Picture won’t post, just search Pine Ridge Arrow Inspector
I actually just built a new 1/2 dozen this weekend and had no issues with my magnus stingers spinning true. After putting field tips in I had one wobbling a little. The tip of a brand new field point ended up being bad….
Arrows right off the saw are terrible. You should see them in a microscope- ha.
Here is one squared on my home made jig with 220 sandpaper Left- and one right off the saw- right
Not only does it make them straight, but it makes them more durable when the mated surfaces are perfect.
Fwiw, when I was shooting those, i rarely had one not spin true…..and I didn’t break many.
I also cleaned the inside with 90% alcohol and used their thick/ strong epoxy distributing it evenly- that and squaring makes them very strong.
Hey all--thanks for the info.
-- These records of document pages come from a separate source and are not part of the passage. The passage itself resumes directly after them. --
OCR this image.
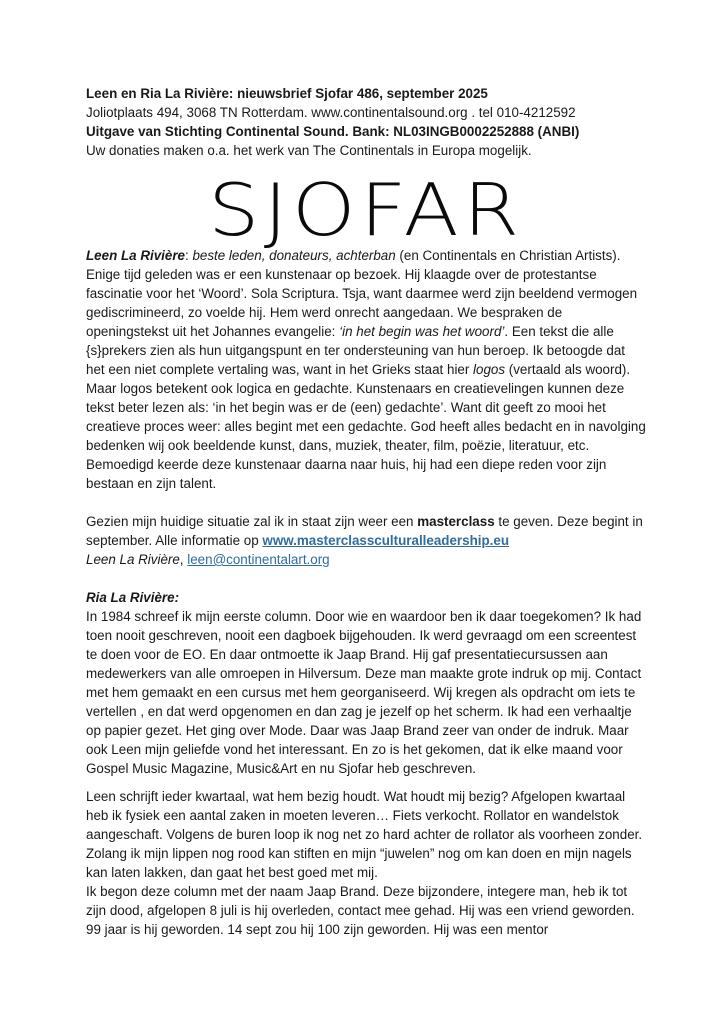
Leen en Ria La Rivière: nieuwsbrief Sjofar 486, september 2025
Joliotplaats 494, 3068 TN Rotterdam. www.continentalsound.org . tel 010-4212592
Uitgave van Stichting Continental Sound. Bank: NL03INGB0002252888 (ANBI)
Uw donaties maken o.a. het werk van The Continentals in Europa mogelijk.
SJOFAR

Leen La Rivière: beste leden, donateurs, achterban (en Continentals en Christian Artists).

Enige tijd geleden was er een kunstenaar op bezoek. Hij klaagde over de protestantse fascinatie voor het ‘Woord’. Sola Scriptura. Tsja, want daarmee werd zijn beeldend vermogen gediscrimineerd, zo voelde hij. Hem werd onrecht aangedaan. We bespraken de openingstekst uit het Johannes evangelie: ‘in het begin was het woord’. Een tekst die alle {s}prekers zien als hun uitgangspunt en ter ondersteuning van hun beroep. Ik betoogde dat het een niet complete vertaling was, want in het Grieks staat hier logos (vertaald als woord). Maar logos betekent ook logica en gedachte. Kunstenaars en creatievelingen kunnen deze tekst beter lezen als: ‘in het begin was er de (een) gedachte’. Want dit geeft zo mooi het creatieve proces weer: alles begint met een gedachte. God heeft alles bedacht en in navolging bedenken wij ook beeldende kunst, dans, muziek, theater, film, poëzie, literatuur, etc. Bemoedigd keerde deze kunstenaar daarna naar huis, hij had een diepe reden voor zijn bestaan en zijn talent.

Gezien mijn huidige situatie zal ik in staat zijn weer een masterclass te geven. Deze begint in september. Alle informatie op www.masterclassculturalleadership.eu

Leen La Rivière, leen@continentalart.org

Ria La Rivière:

In 1984 schreef ik mijn eerste column. Door wie en waardoor ben ik daar toegekomen? Ik had toen nooit geschreven, nooit een dagboek bijgehouden. Ik werd gevraagd om een screentest te doen voor de EO. En daar ontmoette ik Jaap Brand. Hij gaf presentatiecursussen aan medewerkers van alle omroepen in Hilversum. Deze man maakte grote indruk op mij. Contact met hem gemaakt en een cursus met hem georganiseerd. Wij kregen als opdracht om iets te vertellen , en dat werd opgenomen en dan zag je jezelf op het scherm. Ik had een verhaaltje op papier gezet. Het ging over Mode. Daar was Jaap Brand zeer van onder de indruk. Maar ook Leen mijn geliefde vond het interessant. En zo is het gekomen, dat ik elke maand voor Gospel Music Magazine, Music&Art en nu Sjofar heb geschreven.

Leen schrijft ieder kwartaal, wat hem bezig houdt. Wat houdt mij bezig? Afgelopen kwartaal heb ik fysiek een aantal zaken in moeten leveren… Fiets verkocht. Rollator en wandelstok aangeschaft. Volgens de buren loop ik nog net zo hard achter de rollator als voorheen zonder. Zolang ik mijn lippen nog rood kan stiften en mijn “juwelen” nog om kan doen en mijn nagels kan laten lakken, dan gaat het best goed met mij.

Ik begon deze column met der naam Jaap Brand. Deze bijzondere, integere man, heb ik tot zijn dood, afgelopen 8 juli is hij overleden, contact mee gehad. Hij was een vriend geworden. 99 jaar is hij geworden. 14 sept zou hij 100 zijn geworden. Hij was een mentor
I was convinced for some reason that it was the HIT insert, but it was the shaft end. I don't have the ASD (but will soon!) so I built a jig to hold the arrow perfectly square and it made an incredible difference. Arrows now spin true. Thanks again--hoping one of those arrows runs into a caribou in a couple of weeks!
Good deal, Scott. Best of luck on the caribou hunt!
I use the G5 tool. If you want to tune your broad heads to match your fletching's just sand a little off at a time until they tighten and match up. Good luck.
I use the ASD on FMJ's and before I square them I mark the end with a sharpie. That way when all the ink from the sharpie is gone, the ends are square. I don't even have an arrow saw, I just use a regular table saw with a fiber blade. After cutting them with the saw I use the little stone to smoothen the end and chamfer the inside and then I use the ASD. Works great.
BAR......Broadhead Adapter Rings......were originally made and marketed by Easton, and they were flat with tapered edges. Their purpose was to provide a solid surface with a larger diameter than the arrow shaft to accommodate broadheads like the original Thunderhead, which relied on a small ring to keep the blades from falling out.
Later, when Easton started making the original ACC (Aluminum Carbon Composition) shafts, they began making the BARs in a tapered "cup" shape, specifically designed to fit ACC shafts of various diameters, and provide a smooth transition from the smaller diameter shafts to the typically larger broadhead ferrule, while at the same time providing a stable surface for the broadhead to seat against nicely.
In my experience the BARs do seem to cause better broadhead alignment, but if the shaft tip, or insert seating surface is out of square with the shaft, the broadhead will wobble on it's axis.